Het Europese Red Flag
Tekst: lkol b.d. P. Dekkers
'Klassenfoto’ TLP-cursisten en instructeurs, vliegbasis Jever, ca. 1984. De vlieger uiterst links, staand op de eerste rij, is Engelse Royal Air Force (RAF) Harrier vlieger Flight Lieutenant Jeff Glover. Jeff was de enige RAF-vlieger die tijdens de Falklands oorlog werd neergeschoten en enige tijd in Argentijnse krijgsgevangenschap heeft doorgebracht. Zijn presentatie lessons learned was zeer leerzaam voor de overige cursisten.
Tijdens de Koude Oorlog, midden jaren zeventig, drong binnen de NAVO-luchtstrijdkrachten steeds meer het besef door dat de luchtmachten van het Warschau Pact niet alleen kwantitatief superieur waren aan de NAVO, maar er kwamen meerdere signalen dat de militaire industrie in de Sovjet-Unie in snel tempo bezig was ook de kwalitatieve achterstand in te lopen.

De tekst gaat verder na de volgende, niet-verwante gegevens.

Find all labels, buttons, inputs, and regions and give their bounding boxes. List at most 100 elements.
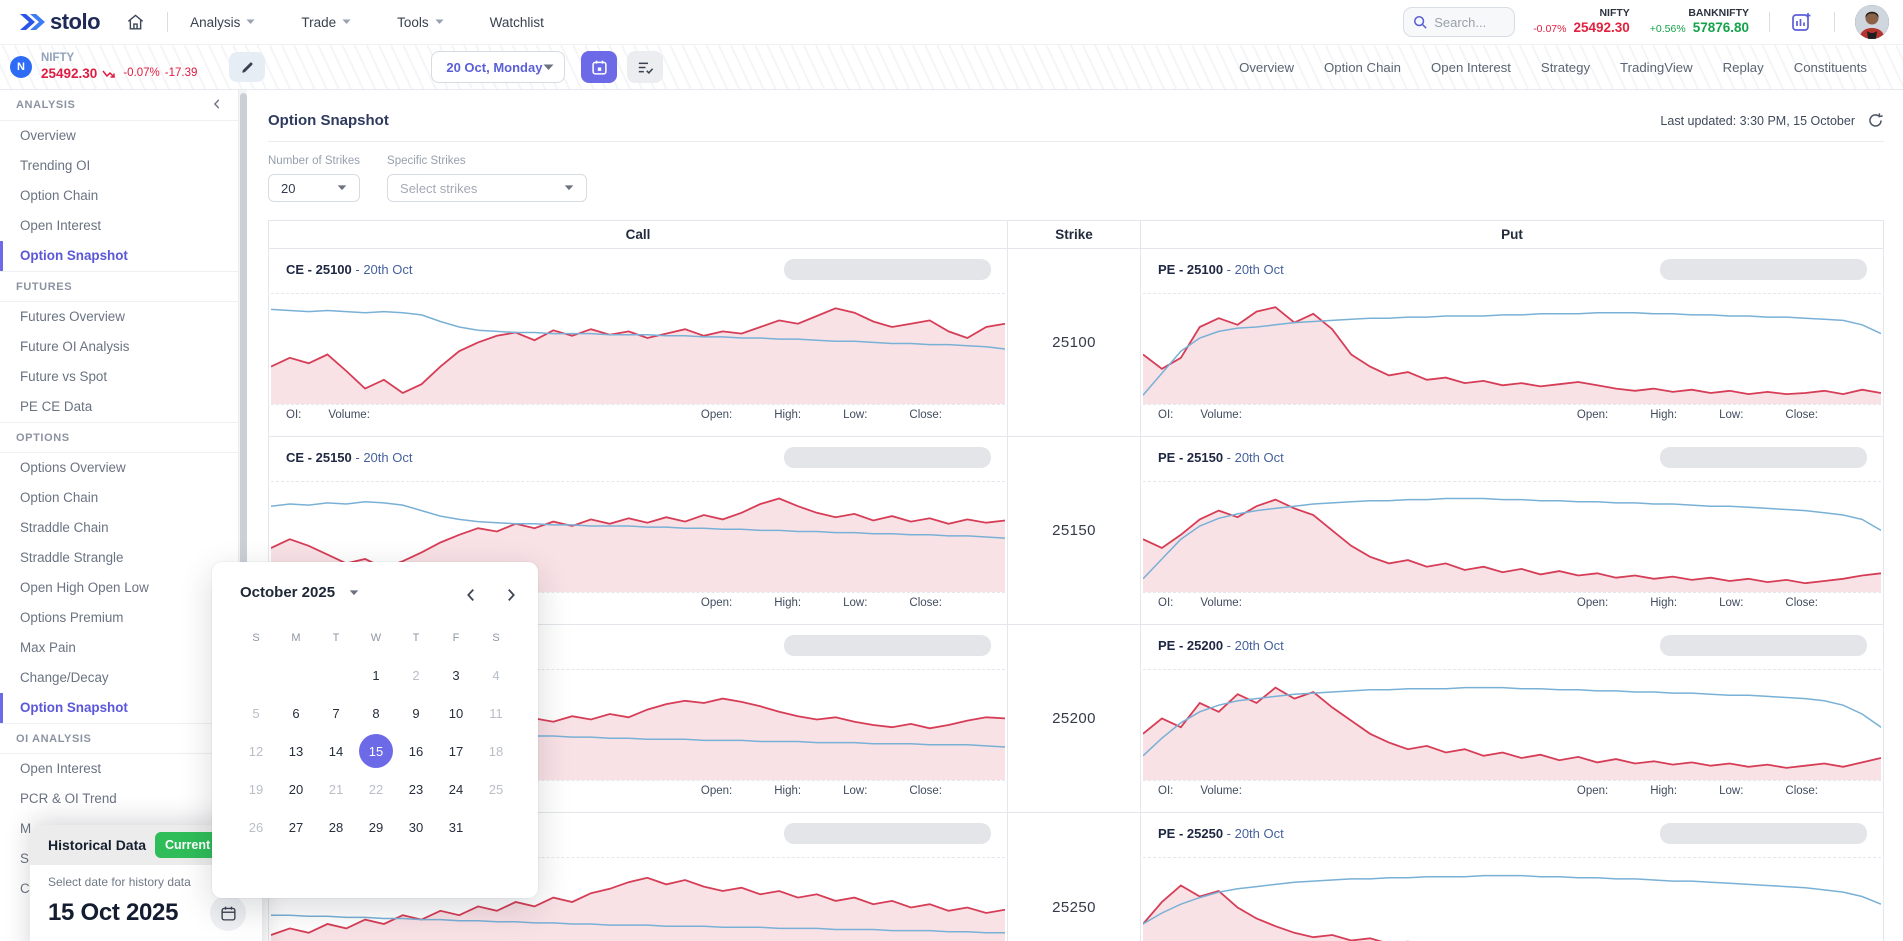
sidebar-item-s[interactable]: S — [20, 851, 29, 866]
search-box[interactable] — [1403, 7, 1516, 37]
calendar-empty-cell — [276, 656, 316, 694]
symbol-link-option-chain[interactable]: Option Chain — [1324, 59, 1402, 75]
calendar-day-9[interactable]: 9 — [396, 694, 436, 732]
symbol-link-strategy[interactable]: Strategy — [1540, 59, 1591, 75]
sidebar-item-option-snapshot[interactable]: Option Snapshot — [0, 693, 238, 723]
stolo-logo[interactable]: stolo — [18, 9, 101, 35]
sidebar-item-open-high-open-low[interactable]: Open High Open Low — [20, 580, 149, 595]
calendar-day-8[interactable]: 8 — [356, 694, 396, 732]
sidebar-item-open-interest[interactable]: Open Interest — [20, 218, 102, 233]
sidebar-item-option-chain[interactable]: Option Chain — [20, 490, 99, 505]
symbol-link-open-interest[interactable]: Open Interest — [1431, 59, 1511, 75]
calendar-day-29[interactable]: 29 — [356, 808, 396, 846]
chart-title-expiry: - 20th Oct — [1223, 262, 1284, 277]
user-avatar[interactable] — [1855, 5, 1889, 39]
sidebar-item-pcr-oi-trend[interactable]: PCR & OI Trend — [20, 791, 117, 806]
sidebar-item-straddle-strangle[interactable]: Straddle Strangle — [20, 550, 124, 565]
watchlist-edit-button[interactable] — [627, 51, 664, 83]
calendar-day-label: 8 — [372, 705, 380, 721]
top-menu-item-label: Tools — [397, 14, 429, 30]
ticker-nifty[interactable]: NIFTY -0.07% 25492.30 — [1533, 7, 1630, 37]
home-button[interactable] — [126, 13, 145, 32]
sidebar-item-future-vs-spot[interactable]: Future vs Spot — [20, 369, 108, 384]
chart-footer: OI: Volume: Open: High: Low: Close: — [286, 409, 990, 421]
calendar-day-10[interactable]: 10 — [436, 694, 476, 732]
calendar-day-1[interactable]: 1 — [356, 656, 396, 694]
top-menu-item-trade[interactable]: Trade — [301, 15, 351, 30]
calendar-toggle-button[interactable] — [581, 51, 618, 83]
calendar-next-month-button[interactable] — [502, 586, 520, 604]
sidebar-item-options-overview[interactable]: Options Overview — [20, 460, 126, 475]
sidebar-item-open-interest[interactable]: Open Interest — [20, 761, 102, 776]
refresh-icon[interactable] — [1867, 112, 1884, 129]
sidebar-item-trending-oi[interactable]: Trending OI — [20, 158, 91, 173]
footer-label: Open: — [700, 409, 733, 421]
sidebar-item-max-pain[interactable]: Max Pain — [20, 640, 76, 655]
symbol-link-overview[interactable]: Overview — [1239, 59, 1295, 75]
sidebar-item-change-decay[interactable]: Change/Decay — [20, 670, 109, 685]
edit-symbol-button[interactable] — [229, 52, 266, 82]
strike-value: 25150 — [1007, 437, 1140, 624]
sidebar-item-options-premium[interactable]: Options Premium — [20, 610, 124, 625]
calendar-month-dropdown[interactable]: October 2025 — [240, 584, 359, 601]
sidebar-item-option-snapshot[interactable]: Option Snapshot — [0, 241, 238, 271]
calendar-day-16[interactable]: 16 — [396, 732, 436, 770]
sidebar-item-m[interactable]: M — [20, 821, 32, 836]
number-of-strikes-select[interactable]: 20 — [268, 174, 360, 202]
sidebar-item-straddle-chain[interactable]: Straddle Chain — [20, 520, 109, 535]
calendar-day-24[interactable]: 24 — [436, 770, 476, 808]
calendar-day-27[interactable]: 27 — [276, 808, 316, 846]
calendar-prev-month-button[interactable] — [462, 586, 480, 604]
history-calendar-button[interactable] — [210, 895, 246, 931]
calendar-day-label: 7 — [332, 705, 340, 721]
top-menu-item-analysis[interactable]: Analysis — [190, 15, 255, 30]
calendar-day-13[interactable]: 13 — [276, 732, 316, 770]
search-input[interactable] — [1434, 14, 1505, 30]
sidebar-item-pe-ce-data[interactable]: PE CE Data — [20, 399, 93, 414]
footer-label: Open: — [700, 785, 733, 797]
symbol-summary[interactable]: NIFTY 25492.30 -0.07% -17.39 — [41, 52, 197, 82]
calendar-day-20[interactable]: 20 — [276, 770, 316, 808]
sidebar-collapse-icon[interactable] — [210, 97, 224, 111]
sidebar-scrollbar-thumb[interactable] — [240, 93, 247, 938]
sidebar-item-c[interactable]: C — [20, 881, 30, 896]
calendar-day-14[interactable]: 14 — [316, 732, 356, 770]
expiry-date-select[interactable]: 20 Oct, Monday — [431, 51, 566, 83]
top-menu-item-tools[interactable]: Tools — [397, 15, 444, 30]
calendar-day-6[interactable]: 6 — [276, 694, 316, 732]
sidebar-item-futures-overview[interactable]: Futures Overview — [20, 309, 125, 324]
calendar-day-12: 12 — [236, 732, 276, 770]
add-chart-button[interactable] — [1790, 10, 1814, 34]
put-chart-title: PE - 25200 - 20th Oct — [1158, 638, 1284, 653]
sidebar-item-option-chain[interactable]: Option Chain — [20, 188, 99, 203]
calendar-day-31[interactable]: 31 — [436, 808, 476, 846]
table-header-call: Call — [625, 227, 651, 242]
symbol-link-tradingview[interactable]: TradingView — [1620, 59, 1693, 75]
calendar-day-15[interactable]: 15 — [356, 732, 396, 770]
history-date-control[interactable]: 15 Oct 2025 — [48, 895, 246, 931]
footer-label: Close: — [1785, 597, 1818, 609]
calendar-day-3[interactable]: 3 — [436, 656, 476, 694]
calendar-day-30[interactable]: 30 — [396, 808, 436, 846]
ticker-banknifty[interactable]: BANKNIFTY +0.56% 57876.80 — [1650, 7, 1749, 37]
calendar-day-23[interactable]: 23 — [396, 770, 436, 808]
sidebar-item-overview[interactable]: Overview — [20, 128, 76, 143]
specific-strikes-select[interactable]: Select strikes — [387, 174, 588, 202]
price-oi-chart — [1143, 482, 1881, 592]
calendar-day-label: 28 — [328, 819, 344, 835]
calendar-day-17[interactable]: 17 — [436, 732, 476, 770]
table-header-row: Call Strike Put — [269, 221, 1883, 249]
calendar-day-28[interactable]: 28 — [316, 808, 356, 846]
calendar-day-label: 16 — [408, 743, 424, 759]
oi-line — [1143, 499, 1881, 579]
symbol-link-replay[interactable]: Replay — [1722, 59, 1764, 75]
symbol-link-constituents[interactable]: Constituents — [1793, 59, 1867, 75]
chart-footer: OI: Volume: Open: High: Low: Close: — [1158, 597, 1866, 609]
calendar-day-label: 3 — [452, 667, 460, 683]
analysis-sidebar: ANALYSIS Overview Trending OI Option Chain O… — [0, 90, 238, 941]
top-menu-item-watchlist[interactable]: Watchlist — [490, 15, 544, 30]
put-chart-title: PE - 25250 - 20th Oct — [1158, 826, 1284, 841]
calendar-day-7[interactable]: 7 — [316, 694, 356, 732]
sidebar-item-future-oi-analysis[interactable]: Future OI Analysis — [20, 339, 130, 354]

Een voorbeeld daarvan was de toen revolutionair geachte MiG 25 Foxbat, die voor die tijd ongekende prestaties leverde. Weliswaar was ook de westerse industrie volop bezig modernere, beter presterende gevechtsvliegtuigen te ontwikkelen, waarin ook de lessen uit de Vietnamoorlog zouden zijn verwerkt, maar de invoering daarvan in significante aantallen zou nog zeker een decennium in beslag nemen.

Bijkomend probleem dat daarbij werd onderkend was dat de bestaande vloot gevechtsvliegtuigen van de NAVO-lidstaten niet alleen operationeel achterop dreigde te raken, maar mogelijk nog ernstiger, dat van een efficiënt gebruik van schaarse middelen door multinationale samenwerking nog nauwelijks sprake was. Dat kon ook haast niet, want de gebruikte tactieken en procedures verschilden per land al hemelsbreed van elkaar. Zo werd door de meeste Europese luchtmachten een heilig geloof gehecht aan het op zo laag mogelijke hoogte opereren, om onder de vijandelijke radar te blijven. De Amerikanen, die al eerder waren begonnen met het uitrusten van hun luchtmacht met elektronische zelfbeschermingsmiddelen, zagen er meer heil in om hun aanvalsvluchten vanaf medium altitude uit te voeren. Zelfs binnen Europa waren er grote verschillen tussen de wijze van optreden door 2ATAF en 4ATAF[1]. Er moest dus iets gebeuren.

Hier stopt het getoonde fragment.